The story explains that the Oncotype DX test "is among the tools making their way into doctors' hands and patients' lives as new technology emerges from genetics research. The tools, which include screening tests and targeted drugs, help doctors tailor treatments for breast and other cancers."  It also mentions the BRCA blood test and another test under development, OncoVue. 

Does the story establish the availability of the treatment/test/product/procedure?

Satisfactory

The story explains that "The test's manufacturer says Oncotype DX has been performed on about 17,000 women.
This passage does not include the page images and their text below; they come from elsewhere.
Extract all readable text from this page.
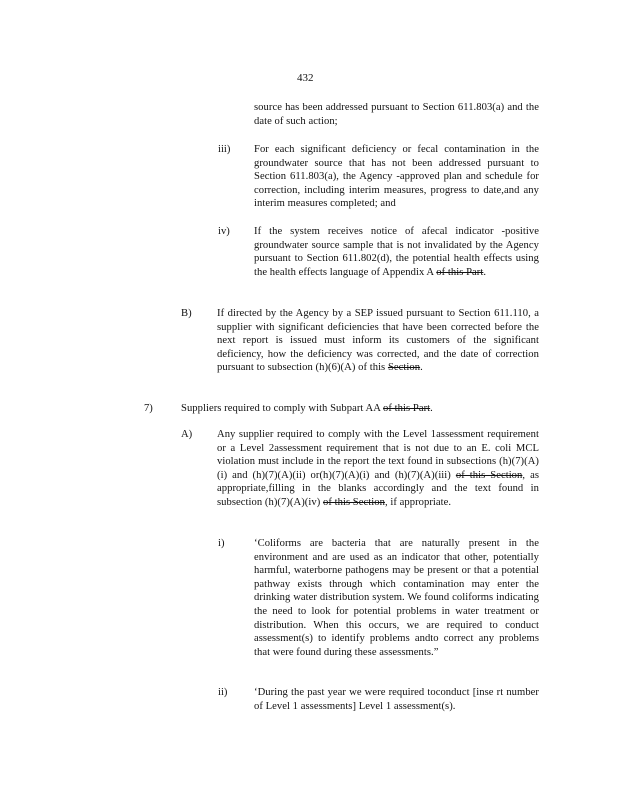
432
source has been addressed pursuant to Section 611.803(a) and the date of such action;
iii) For each significant deficiency or fecal contamination in the groundwater source that has not been addressed pursuant to Section 611.803(a), the Agency -approved plan and schedule for correction, including interim measures, progress to date,and any interim measures completed; and
iv) If the system receives notice of afecal indicator -positive groundwater source sample that is not invalidated by the Agency pursuant to Section 611.802(d), the potential health effects using the health effects language of Appendix A of this Part.
B) If directed by the Agency by a SEP issued pursuant to Section 611.110, a supplier with significant deficiencies that have been corrected before the next report is issued must inform its customers of the significant deficiency, how the deficiency was corrected, and the date of correction pursuant to subsection (h)(6)(A) of this Section.
7)	Suppliers required to comply with Subpart AA of this Part.
A) Any supplier required to comply with the Level 1assessment requirement or a Level 2assessment requirement that is not due to an E. coli MCL violation must include in the report the text found in subsections (h)(7)(A)(i) and (h)(7)(A)(ii) or(h)(7)(A)(i) and (h)(7)(A)(iii) of this Section, as appropriate,filling in the blanks accordingly and the text found in subsection (h)(7)(A)(iv) of this Section, if appropriate.
i)	‘Coliforms are bacteria that are naturally present in the environment and are used as an indicator that other, potentially harmful, waterborne pathogens may be present or that a potential pathway exists through which contamination may enter the drinking water distribution system. We found coliforms indicating the need to look for potential problems in water treatment or distribution. When this occurs, we are required to conduct assessment(s) to identify problems andto correct any problems that were found during these assessments.”
ii)	‘During the past year we were required toconduct [inse rt number of Level 1 assessments] Level 1 assessment(s).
It is among the tools making their way into doctors' hands and patients' lives." The story mentions that the cost of Oncotype Dx may make it prohibitive for women whose health insurance does not cover the test. This test is validated for women with node-negative breast cancers that are estrogen receptor-positive, and when Oncotype DX is used within six months of diagnosis. The story does not mention that it is time-limited.

Does the story establish the true novelty of the approach?

Satisfactory

The story mentions a new genetic test that can help some women with early-stage breast cancer determine their risk of recurrence and thus help with decisions about chemotherapy. More tailored (often less or forgoing) chemotherapy is a newer idea for women who may not benefit as much from more aggressive treatment.

Does the story appear to rely solely or largely on a news release?

Satisfactory

There are several sources cited who provide prospective on genetic tests such as Oncotype Dx. Information does not appear to be taken directly from a press release.